The bold part is the weird one for me. I've made the following simplifications:
$E\left(\log \frac{P(x_s|h_s)}{P(h_s|x_s)} + \log \frac{P(h_s|x_{s+1})}{P(x_{s+1}|h_s)}\right)$
$= E\left(\log \left(\frac{P(x_s|h_s)}{P(h_s|x_s)} \frac{P(h_s|x_{s+1})}{P(x_{s+1}|h_s)}\right)\right)$
(by applying sums of logarithms property)
$= E\left(\log \frac{P(x_s)}{P(x_{s+1})}\right)$
(by "unconditioning" the probabilities)
$= E\left(\log P(x_s)\right) - E\left(\log P(x_{s+1})\right)$
(by reapplying logarithm's sum property in the opposite way and expectation's linearity)
As $s \rightarrow \infty$ the chain converges:
$E(\log P(x_s)) = E(\log P(x_{s+1}) ) = E(\log P(x))$
and the term inside summation becomes 0. So, isn't it vanishing? Have I done any mistakes in my equations or have I misinterpreted the document?
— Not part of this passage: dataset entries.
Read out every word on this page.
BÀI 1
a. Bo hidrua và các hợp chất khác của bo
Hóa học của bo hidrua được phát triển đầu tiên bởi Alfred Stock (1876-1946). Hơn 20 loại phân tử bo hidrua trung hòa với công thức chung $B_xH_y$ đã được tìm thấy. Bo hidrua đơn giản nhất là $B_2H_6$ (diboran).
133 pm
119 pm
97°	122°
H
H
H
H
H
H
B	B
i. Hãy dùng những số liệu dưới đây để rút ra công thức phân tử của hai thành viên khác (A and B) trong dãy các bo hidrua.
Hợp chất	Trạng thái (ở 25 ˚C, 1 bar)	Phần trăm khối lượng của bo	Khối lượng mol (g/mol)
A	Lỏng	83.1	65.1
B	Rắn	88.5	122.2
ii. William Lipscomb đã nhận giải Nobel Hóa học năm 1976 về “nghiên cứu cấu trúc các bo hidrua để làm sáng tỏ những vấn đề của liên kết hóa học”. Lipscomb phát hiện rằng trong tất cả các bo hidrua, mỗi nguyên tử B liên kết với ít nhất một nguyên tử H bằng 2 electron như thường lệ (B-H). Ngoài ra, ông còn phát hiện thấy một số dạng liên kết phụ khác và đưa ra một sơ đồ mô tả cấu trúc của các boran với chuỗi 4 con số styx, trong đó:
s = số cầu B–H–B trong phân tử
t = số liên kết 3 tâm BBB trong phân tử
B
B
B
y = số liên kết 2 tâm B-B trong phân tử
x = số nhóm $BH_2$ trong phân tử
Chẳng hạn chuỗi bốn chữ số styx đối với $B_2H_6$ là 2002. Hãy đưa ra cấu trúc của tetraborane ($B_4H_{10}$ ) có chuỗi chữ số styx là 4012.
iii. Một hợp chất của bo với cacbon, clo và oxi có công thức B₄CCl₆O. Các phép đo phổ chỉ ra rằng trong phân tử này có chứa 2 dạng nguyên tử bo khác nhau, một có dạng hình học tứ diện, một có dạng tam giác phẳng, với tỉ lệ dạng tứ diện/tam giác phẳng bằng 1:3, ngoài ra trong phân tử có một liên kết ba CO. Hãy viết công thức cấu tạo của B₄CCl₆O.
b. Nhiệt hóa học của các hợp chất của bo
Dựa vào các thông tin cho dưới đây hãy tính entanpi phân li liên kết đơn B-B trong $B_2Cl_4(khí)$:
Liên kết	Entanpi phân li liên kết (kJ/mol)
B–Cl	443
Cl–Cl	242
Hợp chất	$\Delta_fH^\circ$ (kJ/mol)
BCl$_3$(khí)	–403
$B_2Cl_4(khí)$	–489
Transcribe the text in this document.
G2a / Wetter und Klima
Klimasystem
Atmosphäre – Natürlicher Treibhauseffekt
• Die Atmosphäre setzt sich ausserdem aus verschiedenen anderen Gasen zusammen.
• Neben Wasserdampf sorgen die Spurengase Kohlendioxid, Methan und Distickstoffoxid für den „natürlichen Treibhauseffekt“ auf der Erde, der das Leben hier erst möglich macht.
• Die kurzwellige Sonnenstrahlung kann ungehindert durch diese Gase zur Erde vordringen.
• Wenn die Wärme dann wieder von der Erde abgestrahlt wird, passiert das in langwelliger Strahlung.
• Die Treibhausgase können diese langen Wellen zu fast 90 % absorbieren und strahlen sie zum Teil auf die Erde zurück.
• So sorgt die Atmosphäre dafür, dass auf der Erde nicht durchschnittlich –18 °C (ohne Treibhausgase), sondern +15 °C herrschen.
Some updates: I think I was misinterpreting the truncation. The objective here would be to approximate $\log P(x_1)$ by an early sample from the Gibbs chain, and this sampling takes the form of the expectation inside the summation. The problem is that the term $E\left(\log P(x_t)\right)$ does not vanish, but I still don't understand why we cannot estimate this term as well by a sample from the chain.